Вместе с тем таких длинных сроков, как в тех же Штатах, там давать не принято. Обычно присуждают не так много годков лишения свободы, но вот как их отсиживают! Их тюрьмы - это нечто особенное. Чтобы было понятно – это можно сравнить с курсом молодого бойца в армии. Подъем-отбой, упал-отжался, строем, с песнями, опять отжался. И не приведи Господи тебе чего-то непотребное в ответ вякнуть – в порошок сотрут со всей восточной жестокостью. И этот КМБ на протяжении трёх-пяти лет. Точнее, дисбат, даже покруче… Сказать, что после этого уголовники боятся вернуться в тюрягу – ничего не сказать. При одном упоминании о ней начинаются спазмы. Эта метода, мне кажется, наиболее правильной. Жесточайший режим и уничтожение всех свойств личности, ведущих к противоправному поведению. Только у нас опять все упрётся в субъективный фактор, потому что бараны равны, но есть ровнее.

Морпеху, кстати, участие в разборках не доказали. Но, кажется, и от бандитской жизни он отошёл. Зато осталась груда воспоминаний о жизни в США…

На мне браслет красненький такой. Это целеуказание. Чтобы снайпер по мне не промахнулся, - глаза Морпеха затуманились от ещё свежих воспоминаний.

Американцы депортировали его в Россию после отсидки. Угрозыском Приморского края он разыскивался как участник одной из бесчисленных бандитских разборок. И теперь, устроившись в кабинете в розыске, о своей уголовной карьере он говорил неохотно, зато охотно смаковал подробности своих приключений на далёких и диких американских землях.

"Ребята помогли в Штатах устроиться. Естественно, нелегально – виза давно истекла. Но, как казалось мне, надёжно. Соседи по дому все были такие вежливые, приличные. Они меня и заложили. И однажды ко мне вломилась их миграционная служба. Поставили меня под стволы в лучших традициях американских боевиков. И предъявили обвинение в нарушении миграционного законодательства.

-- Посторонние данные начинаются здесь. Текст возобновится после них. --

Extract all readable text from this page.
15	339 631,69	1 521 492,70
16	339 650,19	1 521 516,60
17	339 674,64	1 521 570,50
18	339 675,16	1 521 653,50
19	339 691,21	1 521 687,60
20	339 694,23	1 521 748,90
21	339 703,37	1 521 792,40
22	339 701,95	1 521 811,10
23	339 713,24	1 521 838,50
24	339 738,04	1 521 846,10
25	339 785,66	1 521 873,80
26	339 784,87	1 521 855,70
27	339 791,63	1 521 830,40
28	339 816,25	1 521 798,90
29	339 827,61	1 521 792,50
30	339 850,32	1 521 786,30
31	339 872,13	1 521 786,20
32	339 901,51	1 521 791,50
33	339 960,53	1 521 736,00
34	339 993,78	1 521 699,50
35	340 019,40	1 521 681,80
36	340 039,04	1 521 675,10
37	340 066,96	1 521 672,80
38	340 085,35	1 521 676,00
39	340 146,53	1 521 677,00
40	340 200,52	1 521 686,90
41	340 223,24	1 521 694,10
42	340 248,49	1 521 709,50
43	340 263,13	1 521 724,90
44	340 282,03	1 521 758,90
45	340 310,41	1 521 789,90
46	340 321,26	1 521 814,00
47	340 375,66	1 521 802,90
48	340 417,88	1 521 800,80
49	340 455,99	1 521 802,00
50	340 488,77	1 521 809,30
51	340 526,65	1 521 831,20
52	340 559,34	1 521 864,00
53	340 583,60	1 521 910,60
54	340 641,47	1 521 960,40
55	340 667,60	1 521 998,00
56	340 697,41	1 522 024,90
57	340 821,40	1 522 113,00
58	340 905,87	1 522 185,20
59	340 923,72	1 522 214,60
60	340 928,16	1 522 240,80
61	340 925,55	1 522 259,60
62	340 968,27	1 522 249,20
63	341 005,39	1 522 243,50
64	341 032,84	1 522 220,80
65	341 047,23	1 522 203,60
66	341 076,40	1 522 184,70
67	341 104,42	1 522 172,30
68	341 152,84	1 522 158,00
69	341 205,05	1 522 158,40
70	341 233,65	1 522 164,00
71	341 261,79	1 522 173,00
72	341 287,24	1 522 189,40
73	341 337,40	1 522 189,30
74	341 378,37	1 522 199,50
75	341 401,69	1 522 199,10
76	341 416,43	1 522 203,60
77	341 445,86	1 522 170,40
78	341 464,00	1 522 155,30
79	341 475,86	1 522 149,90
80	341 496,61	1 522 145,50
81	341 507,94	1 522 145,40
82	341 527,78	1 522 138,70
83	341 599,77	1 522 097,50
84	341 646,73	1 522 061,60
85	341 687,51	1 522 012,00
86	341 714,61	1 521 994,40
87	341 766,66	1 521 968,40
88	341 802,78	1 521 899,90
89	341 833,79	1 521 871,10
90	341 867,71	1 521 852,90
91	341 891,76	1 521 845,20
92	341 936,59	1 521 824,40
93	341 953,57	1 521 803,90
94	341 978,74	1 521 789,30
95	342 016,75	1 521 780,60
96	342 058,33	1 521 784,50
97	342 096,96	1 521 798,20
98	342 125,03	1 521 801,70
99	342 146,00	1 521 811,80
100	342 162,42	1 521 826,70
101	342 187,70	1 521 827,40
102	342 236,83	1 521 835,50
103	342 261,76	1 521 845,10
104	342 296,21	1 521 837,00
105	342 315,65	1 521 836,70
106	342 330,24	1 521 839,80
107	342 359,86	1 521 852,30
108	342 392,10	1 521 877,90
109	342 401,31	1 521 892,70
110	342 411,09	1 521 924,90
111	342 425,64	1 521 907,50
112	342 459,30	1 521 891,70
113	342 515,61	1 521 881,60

И вот суд – самый гуманный в мире. Приятного, понятное дело, мало, но я был уверен, что много не дадут. Расценки по этой статье до года лишения свободы. Но дальше начиналось чудо чудное. Судья смотрит на меня сурово, но снисходительно – как на дикого аборигена далёкой страны, с трудом понимающего правила жизни цивилизованного мира. И у меня надежда, что дадут полгодика максимум. Но тут прокурор, гад такой, выуживает вещдок и демонстрирует его этому барану в мантии.

Я в армии в морской пехоте служил. В хозобслуге. Но молодые были, все с понтами. Вот и сфотографировался в морпеховской форме, с автоматом на груди, бравый такой, суровый. Я ностальгически эту фотку на груди хранил, как воспоминание о лучших годах моей жизни. И она мне таким боком вышла.

Прокурор заявляет:

Это доказательство принадлежности подсудимого к российским силам специальных операций.

В общем, из его речи выходит, что один страшный русский морпех стоит десятка зелёных американских беретов. Что я чуть ли не авангард вторжения русских в США. Что представляю дикую опасность для американских граждан. Короче – электрического стула маловато будет.

Вижу, судья впечатлился. Смотрит на меня так же грозно, но с долей опасения – за себя и свой родной американский народ. Потом приговор объявляет, и я чуть со стула не падаю – полтора года.

А как же… - только и лепечу я.

Ну что тут скажешь? Оказывается, в случае особой общественной опасности подсудимого судья имеет право дать срок выше высшего предела, предусмотренного законом. Вот мне и дали.

Впереди – американская тюряга, знакомая мне по жутким американским фильмам о тамошних их нравах. Знаю, что там одни негры-бандиты, гомики, и простому русскому пареньку там кранты. Ну, это ещё посмотрим, кто - кого.

Привезли меня туда, значит. Первый, кто встретил - это офицер по безопасности, ну, что-то вроде нашего начальника оперчасти. Ознакомился с моим личным делом. И протягивает мне талмуд – по объёмам как подарочное издание избранных трудов Маркса-Энгельса. И объявляет:

Это правила внутреннего распорядка. Ознакомьтесь и распишитесь.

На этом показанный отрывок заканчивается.